With cinema attendance still in a state of flux (or in some cases, non-existence), it is up to streaming services to provide us with entertainment. A few weeks back, Disney+ unveiled a long list of TV programmes and movies that will be heading our way in the coming months (hurrah), and this week Netflix made a rather significant announcement of its own: The streaming service promises to drop at least one new movie every week throughout the whole of 2021.
Over the weeks and months, we will see a huge collection of movies, including The Woman in the Window and Red Notice. Some of these movies will be much-talked about affairs, that film fans have been waiting for; while others will be obscure titles or sequels to existing Netflix pictures.
One of the first movies out of the gate is this week’s new release, Outside the Wire – a sci-fi feature set in the near future. The movie, about a drone pilot and an a cyborg sent on a secret mission, is directed by Mikael Håfström, and stars Anthony Mackie, Damson Idris, and Emily Beecham.
From the poster and the short teaser that plays on Netflix, Outside the Wire looks like a decent action flick, with enough bangs and bullets to fill out an otherwise slow Saturday night. Unfortunately, Outside the Wire is far from it, and is instead a ponderously slow picture that is likely to bore audiences into a coma within 20 minutes of pressing play.
I stuck with it beyond the 20-minute mark, and I am not entirely sure why. Perhaps I soldiered on so I could offer a fully-rounded review; or possibly it is because I couldn’t be arsed to switch it off, as I was too distracted stuffing Mini Cheddars into my mouth.
And before you ask, yes, the two-hour run-time of this movie was a long time to spend eating Mini Cheddars and I really should think of my health. But I would argue that the two-hour Mini Cheddar binge was far more enjoyable than the two-hours of boredom I endured watching Outside the Wire.
Now it is at this point that I should tell you about some of the minor plot details, to give you a better understanding of the movie. However, I really don’t feel you need me to do this. Instead, let me explain how this picture plays out, in terms of its ‘action scene’ to ‘everything else’ ratio.
At the beginning of the movie there’s a bit of action. Then there is some talking, largely about nothing, then WHAM(!), another action scene.
Back to lots of talking, still largely about nothing, then WHAM(!!), another action scene. Some more talking, still about nothing, then WHAM(!!!), more action. This pattern continues for 115 minutes, and gets increasingly tedious along the way.
The film’s only saving grace is Anthony Mackie, who plays a sort-of android/enhanced super soldier. He’s part Captain America, part RoboCop, and VERY bloody good in every action scene he is in.

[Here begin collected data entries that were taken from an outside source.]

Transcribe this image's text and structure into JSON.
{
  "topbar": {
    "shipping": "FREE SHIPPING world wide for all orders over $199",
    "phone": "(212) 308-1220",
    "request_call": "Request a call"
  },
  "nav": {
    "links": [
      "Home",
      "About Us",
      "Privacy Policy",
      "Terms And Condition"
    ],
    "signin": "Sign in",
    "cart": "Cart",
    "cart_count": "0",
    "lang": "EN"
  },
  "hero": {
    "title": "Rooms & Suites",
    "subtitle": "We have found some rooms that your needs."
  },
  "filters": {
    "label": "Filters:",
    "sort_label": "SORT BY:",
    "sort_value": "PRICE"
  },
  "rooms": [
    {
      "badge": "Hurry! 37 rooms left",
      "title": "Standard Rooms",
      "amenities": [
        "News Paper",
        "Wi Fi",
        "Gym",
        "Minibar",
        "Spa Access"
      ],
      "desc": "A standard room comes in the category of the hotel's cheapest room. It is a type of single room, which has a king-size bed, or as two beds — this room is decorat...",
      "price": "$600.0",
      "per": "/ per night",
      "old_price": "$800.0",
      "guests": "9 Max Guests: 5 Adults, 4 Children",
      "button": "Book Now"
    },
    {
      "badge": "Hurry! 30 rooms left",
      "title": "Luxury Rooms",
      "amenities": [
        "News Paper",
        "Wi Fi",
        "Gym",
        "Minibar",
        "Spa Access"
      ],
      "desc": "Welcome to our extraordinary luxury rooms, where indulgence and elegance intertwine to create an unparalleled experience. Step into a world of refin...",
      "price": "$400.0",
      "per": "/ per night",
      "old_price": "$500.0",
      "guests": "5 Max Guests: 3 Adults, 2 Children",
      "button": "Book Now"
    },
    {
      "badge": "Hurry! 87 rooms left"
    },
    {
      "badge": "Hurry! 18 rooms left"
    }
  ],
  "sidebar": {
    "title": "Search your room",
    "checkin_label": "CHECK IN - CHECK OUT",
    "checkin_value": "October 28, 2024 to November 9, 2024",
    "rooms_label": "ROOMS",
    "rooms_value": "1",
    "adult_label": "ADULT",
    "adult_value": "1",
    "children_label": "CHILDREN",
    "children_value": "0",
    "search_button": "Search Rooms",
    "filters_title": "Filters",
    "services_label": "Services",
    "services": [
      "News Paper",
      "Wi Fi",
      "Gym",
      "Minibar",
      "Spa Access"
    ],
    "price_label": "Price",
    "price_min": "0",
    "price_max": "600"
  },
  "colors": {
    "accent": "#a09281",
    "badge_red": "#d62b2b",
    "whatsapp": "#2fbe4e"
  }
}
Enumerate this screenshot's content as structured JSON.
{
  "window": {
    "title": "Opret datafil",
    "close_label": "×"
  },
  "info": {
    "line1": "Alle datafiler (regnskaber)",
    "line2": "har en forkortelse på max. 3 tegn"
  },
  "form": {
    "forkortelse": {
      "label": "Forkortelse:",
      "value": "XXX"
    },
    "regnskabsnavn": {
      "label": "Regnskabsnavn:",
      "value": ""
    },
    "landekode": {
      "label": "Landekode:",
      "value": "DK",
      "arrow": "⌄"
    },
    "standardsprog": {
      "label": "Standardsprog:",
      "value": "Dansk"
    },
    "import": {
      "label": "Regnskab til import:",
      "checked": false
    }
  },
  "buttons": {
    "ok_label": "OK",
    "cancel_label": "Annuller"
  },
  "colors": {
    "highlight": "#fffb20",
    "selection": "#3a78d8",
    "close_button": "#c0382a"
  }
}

Mackie is a great actor, largely known for his work in the Marvel Cinematic Universe, and one who really comes to life when given the right role. To date, the MCU has side-lined and underserved him, but Outside the Wire demonstrates what he can bring to the screen when allowed to take centre stage and this bodes well for his forthcoming show, The Falcon and the Winter Soldier.
But Mackie can’t save Outside the Wire, and no matter how often he leaps about the screen or pops a cap in someone’s ass, the movie just falls flat. And then falls into an unending void of dullness, that goes on… and on… and on.
Just in case you’re wondering, no, I’m not drunk, I’m not high on Mini Cheddars (is that a thing?), and I’ve not decided to abandon my usually quite detailed style of reviewing for some quick gags and a chance to bad mouth a movie. Instead, I am just very bored.
Outside the Wire has all the makings of a decent film, and I can see huge potential, but this is a complete snooze-fest. By all means, stick it on while you’re doing the ironing, defrosting the freezer, or watching the emulsion dry on your freshly painted walls, but certainly don’t centre a whole evening around this film.
I have high hopes for what Netflix is going to deliver this year, and I look forward to seeing all of the movies that are promised. As far as I am concerned, this one is simply a bump along the way.